As an undergraduate, he excelled at Philosophy. In 1871, while living on Cumberland Street in the New Town, he became a founding member of the Philosophy Society and was among its first Presidents. The subsequent year, he achieved 1st Class Honours in Philosophy. At that time, 1st Class Honours were attained by just one in every fifty students. Despite his early focus on Philosophy, his education was broad. He was awarded prizes in Latin, Mathematics, Natural Philosophy, Logic, Moral Philosophy and English Literature, and was further awarded the Hamilton Fellowship in 1869 – a significant honour, which also gave him the financial means to complete his degree.
However, when MacKinnon was a student, he did not have the opportunity to study the literature of his native language, Gaelic. That did not prevent him from becoming an active member of the young Celtic Society, itself only twenty years old at the time, and from continuing his studies of Gaelic language and literature outside of the university. After graduating, he made frequent contributions to An Ghàidheal magazine and Mac Talla newspaper, establishing his reputation as a first-class Gaelic scholar.

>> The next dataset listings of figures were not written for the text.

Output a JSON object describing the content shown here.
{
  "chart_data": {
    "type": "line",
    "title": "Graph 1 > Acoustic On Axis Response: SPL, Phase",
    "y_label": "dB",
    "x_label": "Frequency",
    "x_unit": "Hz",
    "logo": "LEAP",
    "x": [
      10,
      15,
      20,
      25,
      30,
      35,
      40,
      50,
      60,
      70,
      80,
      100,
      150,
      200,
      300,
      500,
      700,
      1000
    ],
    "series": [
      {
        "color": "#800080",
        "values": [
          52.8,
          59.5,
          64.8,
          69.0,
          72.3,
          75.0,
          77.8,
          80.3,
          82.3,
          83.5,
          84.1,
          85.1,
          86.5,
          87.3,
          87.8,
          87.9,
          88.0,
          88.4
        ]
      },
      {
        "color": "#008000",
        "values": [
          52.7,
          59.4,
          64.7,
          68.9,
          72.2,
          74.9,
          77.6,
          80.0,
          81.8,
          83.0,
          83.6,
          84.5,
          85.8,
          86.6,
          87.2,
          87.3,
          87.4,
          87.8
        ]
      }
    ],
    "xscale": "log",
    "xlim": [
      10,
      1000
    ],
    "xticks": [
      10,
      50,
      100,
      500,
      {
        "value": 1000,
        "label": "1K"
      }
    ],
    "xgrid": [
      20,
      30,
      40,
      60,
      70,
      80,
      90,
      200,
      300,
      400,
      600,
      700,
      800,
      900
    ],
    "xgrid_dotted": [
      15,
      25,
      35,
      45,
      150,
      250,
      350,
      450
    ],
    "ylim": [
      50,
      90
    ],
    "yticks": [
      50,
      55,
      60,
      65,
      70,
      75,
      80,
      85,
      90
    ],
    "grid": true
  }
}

His chance to bring Gaelic into the academic mainstream came in 1882. With a £14,000 endowment, the University of Edinburgh was to establish the world’s first Chair specific to the study of Celtic cultures, languages and literatures. MacKinnon applied. Streams of testimonials poured in. Former teachers, fellow Gaelic scholars and even the University Principal wrote in support of his application, testifying to his exceptional scholarly qualities and unsurpassed mastery of Gaelic language and literature. He got the job, and served in it until his death in 1914. In his post, he inspired generations of students with his piercing intellect, humble manner and passion for his subject. Although he was not a prolific writer, he has left behind a huge collection of Gaelic manuscripts, which are currently held in the University Centre for Research Collections for the use of present and future researchers.